В доме — в чулане, в подполе, в ларях, в сенях было много всего припасено, корова была — молоко, масло свои, и война далеко, не слышно и не видно ее. Если б душа не болела за мужа, за сына, то можно бы о войне не думать
Но вскорости начали приходить в село похоронки — в один дом, в другой. Запричитали, завыли соседушки, и, хоть в деревне ихней от дома до дома далеконько, не то что в России, где граблями достать можно, всех собирали горькие слезы и вопли. Оцепенев от страха, стояли бабы вокруг той, что убивалась и голосила, не зная, что сказать, чем утешить — только плакать вместе. Плакать и думать: “Неужели и меня не минуем горе горькое”
А тут стали прибывать в Старую Белокуриху эвакуированные. Одни бежали от бомбежек, были с вещами, одетые, а другие раздетые-разутые, без вещей, бежали из-под немца, все побросав.

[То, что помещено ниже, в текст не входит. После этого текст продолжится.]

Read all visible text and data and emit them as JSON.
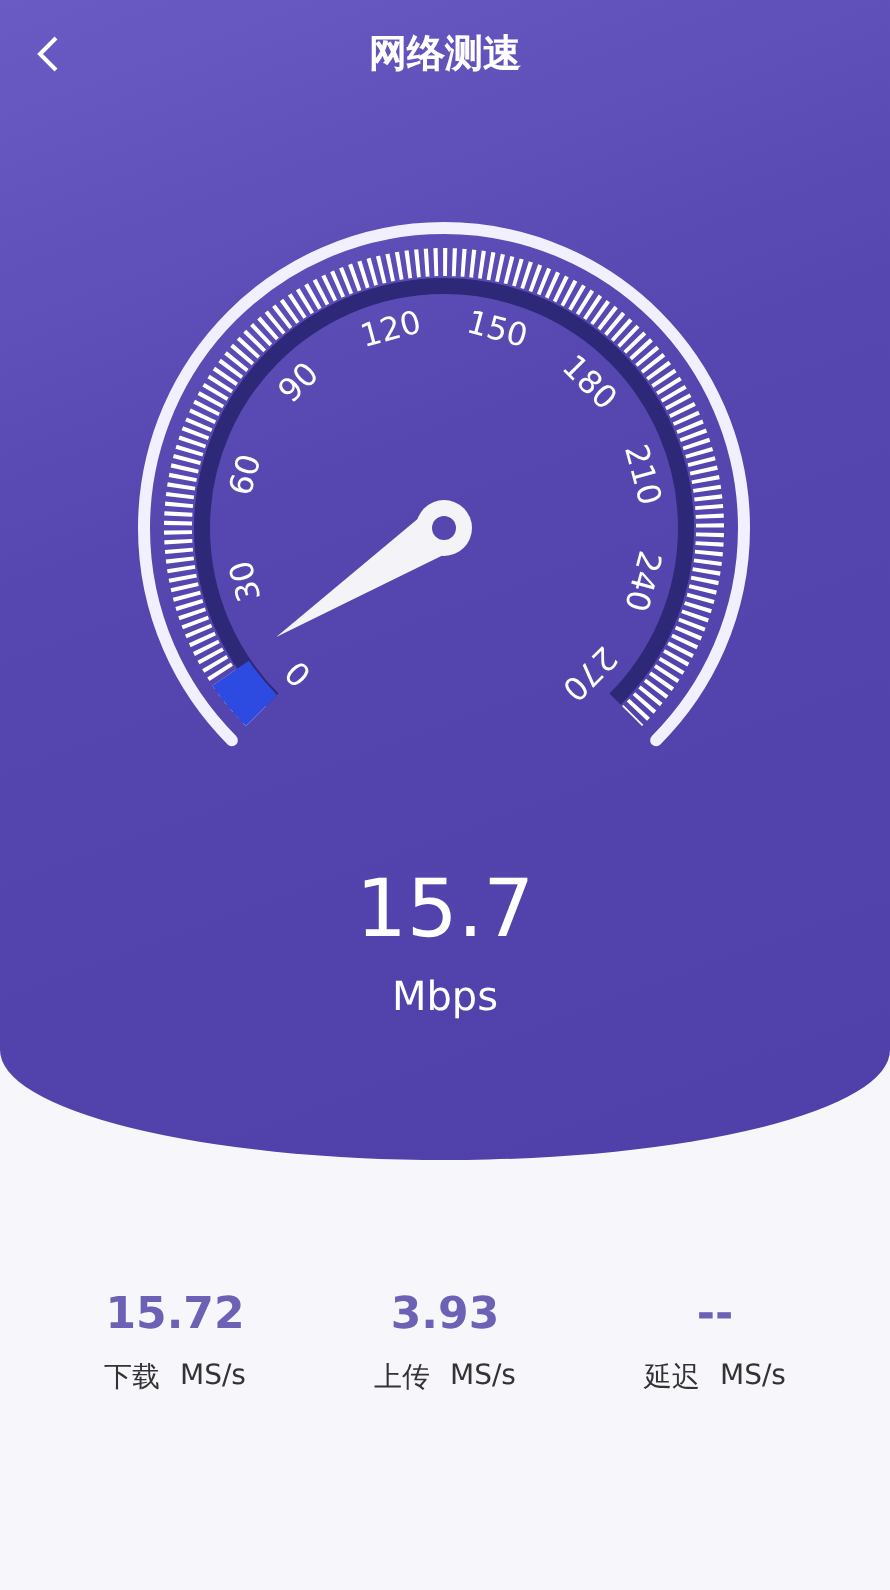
{
  "header": {
    "title": "网络测速"
  },
  "gauge": {
    "scale": [
      "0",
      "30",
      "60",
      "90",
      "120",
      "150",
      "180",
      "210",
      "240",
      "270"
    ]
  },
  "speed": {
    "value": "15.7",
    "unit": "Mbps"
  },
  "stats": [
    {
      "value": "15.72",
      "label": "下载",
      "unit": "MS/s"
    },
    {
      "value": "3.93",
      "label": "上传",
      "unit": "MS/s"
    },
    {
      "value": "--",
      "label": "延迟",
      "unit": "MS/s"
    }
  ]
}
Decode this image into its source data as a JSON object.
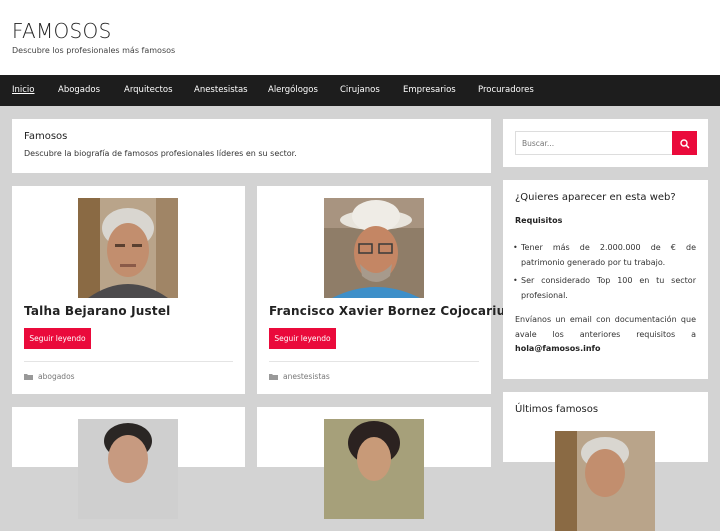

К людям этим относились в селе по-разному. К одним приглядывались: неужто так страшно, чтобы бежать из родных мест, даже осуждали — уж больно легко побросали свои дома; других жалели, им помогали, как помогают погорельцам.
Вместе с эвакуированными приблизилась и война. Рассказывали, что немцы — звери: жгут, грабят, убивают детей, а мальчишек и девчонок еще недорослых гонят в Германию, заставляют работать тяжело, держат в голоде.
Приезжих, эвакуированных этих, было много, сельсовет и правление колхоза начали размещать их по квартирам. К Федосье привели женщину, худую, простуженную, в лихорадке, с девочкой лет десяти. Евреи с Украины — Рахиля Абрамовна и Фира.
Федосья их пожалела: очень уж натерпелись, бежали без вещей, а сестру Рахилину, с двумя малыми детьми, немцы схватили и увезли. Куда — никто не знал, но ползли, растекались слухи: немцы евреев убивают, совсем хотят извести, чтобы ни одного еврея не было на земле.
Рахиля кашляла, горела в жару, все заботы упали на Федосью. Приезжих она попарила в бане, вычесала и выискала у девчонки вшей — косы были хорошие, стричь пожалела,— перестирала всю их одежонку, прокалила в бане на камушках. Фирку нарядили во все Матюшино, из чего парень вырос, так и ходила она в штанах и рубахах,— кабы не косы, совсем мальчишка.